“Freedom begins the moment you realize someone else has been writing your story and it's time you took the pen from his or her hand and started writing it yourself.”
— Journalist Bill Moyers
The opposite of freedom is to not have a choice. Moyers' quote reminded me of my friend Debbie Williams who years ago introduced me to the lyrics of a song by the Eagles. I don't remember the name of the song, but one of the lines has stayed with me. “So often times it happens that we live our lives in chains, and we never even know we have the key.”
Most people can tolerate a lot of pain, and it is amazing what great lengths we will go to cope with it before we seriously consider doing something different.
We nurse the hurt and blame our partner, our parents, our boss or our children. Sometimes we blame our age, gender, lack of money, education or connections. But the reality is if anything is going to be different, regardless of how wrong or dysfunctional the situation or the other person, change must always begin with oneself.
Of course it would be easier if the other person changed also, but we are the only ones we can control. Many of us have tried to force a change on another adult. They may make a shift for a short time to get us off their backs, but it will always be temporary.
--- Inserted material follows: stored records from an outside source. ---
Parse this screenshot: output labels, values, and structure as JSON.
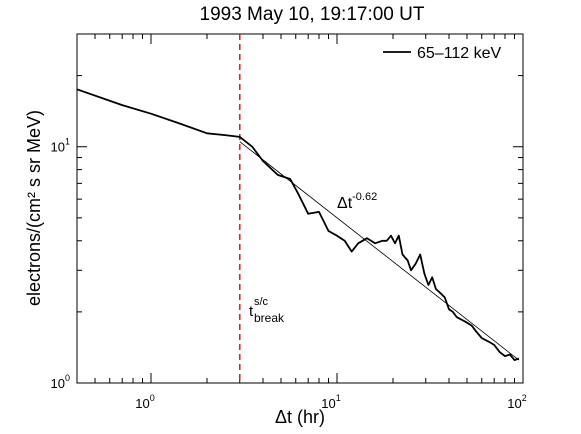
{
  "chart_data": {
    "type": "line",
    "title": "1993 May 10, 19:17:00 UT",
    "xlabel": "Δt (hr)",
    "ylabel": "electrons/(cm² s sr MeV)",
    "x_scale": "log",
    "y_scale": "log",
    "xlim": [
      0.4,
      100
    ],
    "ylim": [
      1,
      30
    ],
    "x_ticks": [
      {
        "value": 1,
        "base": "10",
        "exp": "0"
      },
      {
        "value": 10,
        "base": "10",
        "exp": "1"
      },
      {
        "value": 100,
        "base": "10",
        "exp": "2"
      }
    ],
    "y_ticks": [
      {
        "value": 1,
        "base": "10",
        "exp": "0"
      },
      {
        "value": 10,
        "base": "10",
        "exp": "1"
      }
    ],
    "legend": {
      "position": "top-right"
    },
    "series": [
      {
        "name": "65–112 keV",
        "color": "#000000",
        "x": [
          0.4,
          0.7,
          1.0,
          1.4,
          2.0,
          2.5,
          3.0,
          3.5,
          4.0,
          4.8,
          5.6,
          6.2,
          7.0,
          8.0,
          9.0,
          10.0,
          11.0,
          12.0,
          13.0,
          14.5,
          16.0,
          17.5,
          18.5,
          19.5,
          20.5,
          21.5,
          22.5,
          24.0,
          25.0,
          26.5,
          28.0,
          29.5,
          31.0,
          32.5,
          34.0,
          36.0,
          38.0,
          40.0,
          42.0,
          44.0,
          47.0,
          50.0,
          53.0,
          56.0,
          60.0,
          65.0,
          70.0,
          75.0,
          80.0,
          85.0,
          90.0,
          95.0
        ],
        "y": [
          17.5,
          15.0,
          13.8,
          12.6,
          11.4,
          11.2,
          11.0,
          10.0,
          8.7,
          7.6,
          7.3,
          6.3,
          5.2,
          5.3,
          4.4,
          4.2,
          4.0,
          3.6,
          3.9,
          4.1,
          3.9,
          4.0,
          4.0,
          4.2,
          3.9,
          4.2,
          3.5,
          3.3,
          3.0,
          3.2,
          3.5,
          2.9,
          2.6,
          2.8,
          2.5,
          2.4,
          2.3,
          2.05,
          2.0,
          1.9,
          1.85,
          1.8,
          1.75,
          1.65,
          1.55,
          1.5,
          1.45,
          1.35,
          1.3,
          1.32,
          1.25,
          1.27
        ]
      },
      {
        "name": "Δt^-0.62 fit",
        "color": "#000000",
        "x": [
          3.0,
          95.0
        ],
        "y": [
          10.5,
          1.25
        ]
      }
    ],
    "vline": {
      "x": 3.0,
      "color": "#d62728",
      "style": "dashed"
    },
    "annotations": {
      "fit_base": "Δt",
      "fit_exp": "-0.62",
      "break_base": "t",
      "break_sup": "s/c",
      "break_sub": "break"
    }
  }
}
Consider this, if someone finds a sense of power by walking all over you, it will do no good to whine, complain, argue or tell the person how bad or thoughtless he or she is. Change will not happen until you get up off the floor and walk away — temporarily or permanently.
If you are in one of those times when you feel you are “living in chains,” take a look at your own behavior patterns. When someone continues to mistreat you, you must set aside the question of who is right and who is wrong, and instead notice how you are cooperating. The question to be answered is, “What else can I do?” That is when you can begin to write your own story.